Автора звали Себастьян Коул.

Едва прочитав первый абзац – облегчив карман на пятьдесят центов и устроившись в кабине отцовского «доджа», – Сэм понял, что эта книга стоит тысячи сюрикэнов. За каждым словом нужно было охотиться, и Сэм отправился на охоту – прочь от воспоминаний об огне, прочь от немыслимых способов облегчения своих страданий, способов, о которых не должен размышлять ни один ребенок, и, наконец, прочь от крохотного Блэнтонвилля в поисках лучшей доли. Он гнался за словами Себастьяна Коула следующие тридцать лет, сперва подражая ему, потом отвергая его, а потом и чествуя его своими собственными романами.

Себастьян Коул был главным учителем Сэма в литературе. И спасителем в жизни. И вот теперь он шел прямо к нему, и с каждым его изящным шагом Сэм возвращался в реальность.

– Сдается мне, мистер Уэйнрайт решил закатить вечеринку.

Слова Коула разнеслись по темному залу, словно наканифоленным смычком тронули струны идеально настроенного инструмента.
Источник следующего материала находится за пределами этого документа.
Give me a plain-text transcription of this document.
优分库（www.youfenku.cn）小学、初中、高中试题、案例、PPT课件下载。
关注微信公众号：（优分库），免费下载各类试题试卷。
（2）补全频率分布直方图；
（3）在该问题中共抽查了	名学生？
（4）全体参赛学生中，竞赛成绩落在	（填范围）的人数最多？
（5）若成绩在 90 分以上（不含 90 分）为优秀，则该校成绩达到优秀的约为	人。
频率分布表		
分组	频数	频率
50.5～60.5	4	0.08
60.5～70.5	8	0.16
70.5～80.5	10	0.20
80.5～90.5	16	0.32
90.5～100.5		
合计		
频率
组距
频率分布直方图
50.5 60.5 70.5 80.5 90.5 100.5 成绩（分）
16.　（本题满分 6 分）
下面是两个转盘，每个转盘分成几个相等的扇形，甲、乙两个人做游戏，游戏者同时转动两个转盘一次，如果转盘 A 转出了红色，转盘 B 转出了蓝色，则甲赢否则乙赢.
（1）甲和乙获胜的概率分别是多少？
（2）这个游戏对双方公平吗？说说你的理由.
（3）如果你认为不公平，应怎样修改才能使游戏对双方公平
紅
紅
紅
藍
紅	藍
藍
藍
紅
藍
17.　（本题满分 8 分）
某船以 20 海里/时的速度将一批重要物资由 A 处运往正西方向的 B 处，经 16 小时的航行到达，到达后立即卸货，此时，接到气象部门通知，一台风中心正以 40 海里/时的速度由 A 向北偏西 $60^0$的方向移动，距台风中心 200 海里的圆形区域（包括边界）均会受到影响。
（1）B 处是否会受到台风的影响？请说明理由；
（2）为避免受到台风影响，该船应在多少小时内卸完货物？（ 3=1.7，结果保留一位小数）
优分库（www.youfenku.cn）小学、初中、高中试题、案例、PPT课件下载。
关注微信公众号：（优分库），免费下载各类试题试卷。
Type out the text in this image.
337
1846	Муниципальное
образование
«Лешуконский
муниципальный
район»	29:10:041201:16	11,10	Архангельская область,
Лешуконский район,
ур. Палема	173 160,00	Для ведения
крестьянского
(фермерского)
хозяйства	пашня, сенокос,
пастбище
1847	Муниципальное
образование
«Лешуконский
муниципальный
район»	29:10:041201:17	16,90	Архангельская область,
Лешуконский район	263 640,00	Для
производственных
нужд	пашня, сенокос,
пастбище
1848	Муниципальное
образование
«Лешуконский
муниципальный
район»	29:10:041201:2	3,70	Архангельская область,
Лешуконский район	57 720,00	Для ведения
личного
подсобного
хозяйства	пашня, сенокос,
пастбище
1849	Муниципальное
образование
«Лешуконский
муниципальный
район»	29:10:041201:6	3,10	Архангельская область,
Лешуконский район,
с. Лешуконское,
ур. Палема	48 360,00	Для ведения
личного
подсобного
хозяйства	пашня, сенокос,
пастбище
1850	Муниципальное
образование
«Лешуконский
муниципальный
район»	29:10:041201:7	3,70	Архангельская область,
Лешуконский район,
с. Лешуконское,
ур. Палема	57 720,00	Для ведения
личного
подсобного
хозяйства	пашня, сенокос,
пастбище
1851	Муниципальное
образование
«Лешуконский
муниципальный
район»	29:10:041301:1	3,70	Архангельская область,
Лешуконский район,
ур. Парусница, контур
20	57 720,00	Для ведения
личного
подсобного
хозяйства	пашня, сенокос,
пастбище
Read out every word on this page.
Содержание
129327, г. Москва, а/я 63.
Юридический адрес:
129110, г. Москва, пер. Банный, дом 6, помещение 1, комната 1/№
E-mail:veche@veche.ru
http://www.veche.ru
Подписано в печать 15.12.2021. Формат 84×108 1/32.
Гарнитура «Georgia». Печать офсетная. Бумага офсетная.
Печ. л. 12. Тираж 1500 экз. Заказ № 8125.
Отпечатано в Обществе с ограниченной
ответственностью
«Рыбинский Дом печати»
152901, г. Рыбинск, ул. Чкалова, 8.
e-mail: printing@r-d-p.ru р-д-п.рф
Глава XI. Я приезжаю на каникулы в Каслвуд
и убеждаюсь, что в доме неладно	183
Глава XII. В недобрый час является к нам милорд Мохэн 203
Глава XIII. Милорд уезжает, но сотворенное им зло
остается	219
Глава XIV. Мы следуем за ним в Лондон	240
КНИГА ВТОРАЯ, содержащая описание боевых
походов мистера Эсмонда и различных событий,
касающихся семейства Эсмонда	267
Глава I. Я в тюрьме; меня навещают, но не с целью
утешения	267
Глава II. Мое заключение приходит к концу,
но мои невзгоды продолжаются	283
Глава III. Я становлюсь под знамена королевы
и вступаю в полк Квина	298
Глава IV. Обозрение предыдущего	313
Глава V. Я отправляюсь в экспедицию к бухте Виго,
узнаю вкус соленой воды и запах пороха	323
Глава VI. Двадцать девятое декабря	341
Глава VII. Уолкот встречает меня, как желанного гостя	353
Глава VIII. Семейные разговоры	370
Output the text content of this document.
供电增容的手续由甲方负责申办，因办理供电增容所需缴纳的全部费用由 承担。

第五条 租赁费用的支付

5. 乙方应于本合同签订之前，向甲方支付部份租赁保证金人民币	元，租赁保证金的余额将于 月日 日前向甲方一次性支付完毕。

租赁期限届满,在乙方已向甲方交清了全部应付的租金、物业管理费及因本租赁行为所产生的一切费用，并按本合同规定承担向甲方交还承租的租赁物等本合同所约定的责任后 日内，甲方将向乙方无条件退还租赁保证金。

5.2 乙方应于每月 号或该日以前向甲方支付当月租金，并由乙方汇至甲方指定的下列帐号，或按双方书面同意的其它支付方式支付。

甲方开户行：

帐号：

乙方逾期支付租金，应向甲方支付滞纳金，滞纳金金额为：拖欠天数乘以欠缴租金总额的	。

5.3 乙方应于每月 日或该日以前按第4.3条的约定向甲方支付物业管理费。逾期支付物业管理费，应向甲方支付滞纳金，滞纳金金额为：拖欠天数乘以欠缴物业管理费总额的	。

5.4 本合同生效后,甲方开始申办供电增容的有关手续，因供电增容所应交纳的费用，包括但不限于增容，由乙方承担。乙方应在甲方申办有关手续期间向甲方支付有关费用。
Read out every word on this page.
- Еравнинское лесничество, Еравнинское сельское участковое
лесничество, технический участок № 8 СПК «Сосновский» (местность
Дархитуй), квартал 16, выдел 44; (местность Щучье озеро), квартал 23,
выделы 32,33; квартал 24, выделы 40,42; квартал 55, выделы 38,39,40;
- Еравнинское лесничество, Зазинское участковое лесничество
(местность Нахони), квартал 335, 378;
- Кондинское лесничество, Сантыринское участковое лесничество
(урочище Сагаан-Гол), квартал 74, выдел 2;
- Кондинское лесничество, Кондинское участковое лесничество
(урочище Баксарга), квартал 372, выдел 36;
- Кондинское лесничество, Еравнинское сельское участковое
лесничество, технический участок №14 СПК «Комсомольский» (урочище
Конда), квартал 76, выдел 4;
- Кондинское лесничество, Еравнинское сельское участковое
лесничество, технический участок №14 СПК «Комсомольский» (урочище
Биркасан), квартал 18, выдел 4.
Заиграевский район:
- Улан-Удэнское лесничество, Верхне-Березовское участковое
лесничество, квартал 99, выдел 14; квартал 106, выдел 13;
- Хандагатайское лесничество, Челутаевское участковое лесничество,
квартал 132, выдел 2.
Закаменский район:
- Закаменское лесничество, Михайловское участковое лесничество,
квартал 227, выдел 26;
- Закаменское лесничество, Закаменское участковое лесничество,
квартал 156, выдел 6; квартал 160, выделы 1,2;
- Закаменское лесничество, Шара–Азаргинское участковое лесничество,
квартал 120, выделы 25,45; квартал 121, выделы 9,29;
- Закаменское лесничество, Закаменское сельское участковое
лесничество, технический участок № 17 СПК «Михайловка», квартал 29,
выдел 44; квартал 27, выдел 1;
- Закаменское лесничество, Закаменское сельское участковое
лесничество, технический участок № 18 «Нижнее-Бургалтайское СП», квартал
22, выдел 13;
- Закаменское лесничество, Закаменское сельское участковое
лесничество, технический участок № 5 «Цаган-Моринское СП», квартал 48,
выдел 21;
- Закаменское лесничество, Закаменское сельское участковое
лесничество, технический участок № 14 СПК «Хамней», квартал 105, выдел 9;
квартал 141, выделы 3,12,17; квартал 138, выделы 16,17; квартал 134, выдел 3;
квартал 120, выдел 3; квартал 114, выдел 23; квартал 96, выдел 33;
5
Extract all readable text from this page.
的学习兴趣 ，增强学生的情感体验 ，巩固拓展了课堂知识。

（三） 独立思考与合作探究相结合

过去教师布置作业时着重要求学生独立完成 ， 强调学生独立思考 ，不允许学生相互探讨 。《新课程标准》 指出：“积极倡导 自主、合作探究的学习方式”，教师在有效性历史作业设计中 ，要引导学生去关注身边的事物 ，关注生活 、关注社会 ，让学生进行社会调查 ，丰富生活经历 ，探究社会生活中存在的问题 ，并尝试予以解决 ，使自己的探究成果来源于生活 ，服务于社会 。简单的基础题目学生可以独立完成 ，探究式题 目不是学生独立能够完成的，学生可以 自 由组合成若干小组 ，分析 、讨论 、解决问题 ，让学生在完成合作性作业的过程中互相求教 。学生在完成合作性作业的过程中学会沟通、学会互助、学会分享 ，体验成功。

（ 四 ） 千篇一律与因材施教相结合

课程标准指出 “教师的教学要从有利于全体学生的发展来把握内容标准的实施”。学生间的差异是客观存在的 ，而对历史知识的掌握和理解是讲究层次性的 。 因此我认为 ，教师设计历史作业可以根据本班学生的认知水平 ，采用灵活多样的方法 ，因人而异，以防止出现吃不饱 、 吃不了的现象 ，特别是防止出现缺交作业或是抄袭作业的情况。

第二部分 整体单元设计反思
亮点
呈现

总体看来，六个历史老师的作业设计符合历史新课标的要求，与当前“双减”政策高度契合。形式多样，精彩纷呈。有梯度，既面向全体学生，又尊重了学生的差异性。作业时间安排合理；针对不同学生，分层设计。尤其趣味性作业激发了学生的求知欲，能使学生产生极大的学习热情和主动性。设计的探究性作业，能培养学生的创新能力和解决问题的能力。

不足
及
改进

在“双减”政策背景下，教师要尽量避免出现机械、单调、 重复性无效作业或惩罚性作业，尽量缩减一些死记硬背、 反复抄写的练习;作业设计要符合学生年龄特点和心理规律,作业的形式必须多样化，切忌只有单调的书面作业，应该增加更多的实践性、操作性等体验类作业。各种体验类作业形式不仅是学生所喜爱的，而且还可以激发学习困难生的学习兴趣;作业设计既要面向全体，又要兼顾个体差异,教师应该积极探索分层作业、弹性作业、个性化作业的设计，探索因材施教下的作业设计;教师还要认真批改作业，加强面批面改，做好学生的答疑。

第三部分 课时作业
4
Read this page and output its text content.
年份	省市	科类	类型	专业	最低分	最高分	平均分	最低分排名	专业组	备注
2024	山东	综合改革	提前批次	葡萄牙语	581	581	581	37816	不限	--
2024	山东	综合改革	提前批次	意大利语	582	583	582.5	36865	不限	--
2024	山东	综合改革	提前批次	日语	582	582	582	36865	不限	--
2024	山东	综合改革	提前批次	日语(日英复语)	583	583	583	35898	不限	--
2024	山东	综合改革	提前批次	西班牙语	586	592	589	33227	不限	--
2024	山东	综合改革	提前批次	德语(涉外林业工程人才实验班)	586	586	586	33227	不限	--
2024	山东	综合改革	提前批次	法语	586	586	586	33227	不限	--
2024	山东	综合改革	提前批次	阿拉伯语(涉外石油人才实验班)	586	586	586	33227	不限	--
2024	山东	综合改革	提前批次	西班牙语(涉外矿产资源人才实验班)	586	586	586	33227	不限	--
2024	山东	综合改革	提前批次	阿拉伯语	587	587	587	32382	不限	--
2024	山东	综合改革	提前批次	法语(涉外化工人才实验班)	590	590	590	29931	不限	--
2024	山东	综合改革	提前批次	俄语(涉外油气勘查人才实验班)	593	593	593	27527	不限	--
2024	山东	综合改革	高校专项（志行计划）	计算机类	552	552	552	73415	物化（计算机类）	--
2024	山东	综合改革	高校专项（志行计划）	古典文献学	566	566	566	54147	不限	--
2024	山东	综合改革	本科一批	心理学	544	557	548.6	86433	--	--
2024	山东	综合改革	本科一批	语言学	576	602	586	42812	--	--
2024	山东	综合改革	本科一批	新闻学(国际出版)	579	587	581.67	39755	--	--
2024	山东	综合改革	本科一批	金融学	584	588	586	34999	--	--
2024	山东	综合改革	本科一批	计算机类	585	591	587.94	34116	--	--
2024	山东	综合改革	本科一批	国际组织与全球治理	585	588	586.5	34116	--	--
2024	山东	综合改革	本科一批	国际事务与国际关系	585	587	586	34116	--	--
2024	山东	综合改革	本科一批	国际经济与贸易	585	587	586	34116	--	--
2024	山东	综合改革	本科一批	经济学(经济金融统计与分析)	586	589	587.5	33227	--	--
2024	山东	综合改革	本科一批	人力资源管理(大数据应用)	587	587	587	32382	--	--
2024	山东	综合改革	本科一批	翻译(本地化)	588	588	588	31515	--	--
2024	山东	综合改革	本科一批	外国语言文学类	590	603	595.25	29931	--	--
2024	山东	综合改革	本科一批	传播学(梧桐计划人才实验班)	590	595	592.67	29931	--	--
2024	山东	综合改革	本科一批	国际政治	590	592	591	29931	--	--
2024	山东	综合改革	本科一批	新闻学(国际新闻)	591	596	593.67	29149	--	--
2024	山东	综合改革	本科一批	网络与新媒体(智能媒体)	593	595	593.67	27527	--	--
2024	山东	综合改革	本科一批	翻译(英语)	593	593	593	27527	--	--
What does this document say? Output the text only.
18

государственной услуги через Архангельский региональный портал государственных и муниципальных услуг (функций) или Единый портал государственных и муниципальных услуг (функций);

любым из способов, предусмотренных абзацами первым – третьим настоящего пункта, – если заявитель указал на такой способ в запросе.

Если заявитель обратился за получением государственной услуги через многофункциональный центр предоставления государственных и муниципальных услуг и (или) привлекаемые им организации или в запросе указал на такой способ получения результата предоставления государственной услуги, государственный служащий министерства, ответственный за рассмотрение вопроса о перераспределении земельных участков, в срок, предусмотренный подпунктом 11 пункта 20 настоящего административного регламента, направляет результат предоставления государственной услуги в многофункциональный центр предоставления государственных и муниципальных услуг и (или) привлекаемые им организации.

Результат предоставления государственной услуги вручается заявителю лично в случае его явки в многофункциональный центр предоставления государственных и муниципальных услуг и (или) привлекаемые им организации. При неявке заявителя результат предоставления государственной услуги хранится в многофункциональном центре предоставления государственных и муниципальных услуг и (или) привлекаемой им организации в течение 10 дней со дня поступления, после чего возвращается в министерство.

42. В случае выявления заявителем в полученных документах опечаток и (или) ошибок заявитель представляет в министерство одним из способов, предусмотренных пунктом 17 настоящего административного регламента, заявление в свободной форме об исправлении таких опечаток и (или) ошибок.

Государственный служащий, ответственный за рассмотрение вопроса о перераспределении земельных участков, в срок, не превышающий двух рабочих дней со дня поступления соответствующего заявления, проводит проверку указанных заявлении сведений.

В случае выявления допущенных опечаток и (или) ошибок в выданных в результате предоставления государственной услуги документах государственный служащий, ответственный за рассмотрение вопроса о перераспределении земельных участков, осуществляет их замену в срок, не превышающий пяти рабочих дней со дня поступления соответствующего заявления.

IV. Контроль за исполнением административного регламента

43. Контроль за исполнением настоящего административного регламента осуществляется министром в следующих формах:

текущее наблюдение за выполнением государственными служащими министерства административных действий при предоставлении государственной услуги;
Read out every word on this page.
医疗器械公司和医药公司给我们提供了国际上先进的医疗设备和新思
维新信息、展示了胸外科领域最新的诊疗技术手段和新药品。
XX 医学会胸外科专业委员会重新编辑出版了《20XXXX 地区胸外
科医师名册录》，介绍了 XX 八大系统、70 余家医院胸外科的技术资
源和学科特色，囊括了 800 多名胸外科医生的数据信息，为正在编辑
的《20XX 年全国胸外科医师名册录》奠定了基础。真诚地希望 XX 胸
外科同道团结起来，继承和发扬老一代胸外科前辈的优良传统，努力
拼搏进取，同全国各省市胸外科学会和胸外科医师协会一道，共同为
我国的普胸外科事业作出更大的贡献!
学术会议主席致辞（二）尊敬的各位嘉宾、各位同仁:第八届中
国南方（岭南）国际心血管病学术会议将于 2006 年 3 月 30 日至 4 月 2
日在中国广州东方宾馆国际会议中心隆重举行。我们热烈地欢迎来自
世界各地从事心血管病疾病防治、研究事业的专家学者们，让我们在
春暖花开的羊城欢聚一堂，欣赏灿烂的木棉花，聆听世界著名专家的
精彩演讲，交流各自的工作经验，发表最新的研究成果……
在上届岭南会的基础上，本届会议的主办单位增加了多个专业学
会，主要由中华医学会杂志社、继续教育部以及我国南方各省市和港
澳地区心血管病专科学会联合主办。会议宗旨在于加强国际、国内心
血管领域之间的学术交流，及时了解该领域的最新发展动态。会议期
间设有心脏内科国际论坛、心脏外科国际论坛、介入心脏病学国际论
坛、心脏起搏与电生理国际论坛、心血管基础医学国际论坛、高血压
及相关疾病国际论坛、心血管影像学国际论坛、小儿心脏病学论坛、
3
«Именно такой голос слышишь перед своим рождением, – подумал Сэм. – Именно такой голос говорит тебе: „Подвизайся добрым подвигом веры“, перед тем как тебя вышвырнут в безжалостный мир».

– Я…

– Мы знаем, кто вы, – сказал Сэм и немедленно возненавидел себя за столь неуместный пафос.

«Выражаешься, как паршивый фанат», – обругал его внутренний голос.

У Дэниела Манниака таких комплексов не было. Он радостно протянул свою мясистую ручищу для приветствия, и хрупкая кисть Коула словно утонула в ней.

– Мистер Коул, какая честь. Я обожаю ваши книги. Вы настоящий живой классик.

Сэм заметил, что губы старика тронула едва заметная гримаса – или ему показалось?

– Ну что же, спасибо, – ответил Себастьян.

За их спинами медленно, по-кошачьи грациозно скользнула тень. Она шагнула в свет лампы, и Сэм уставился в ущербный зрачок Ти-Кэй Мор.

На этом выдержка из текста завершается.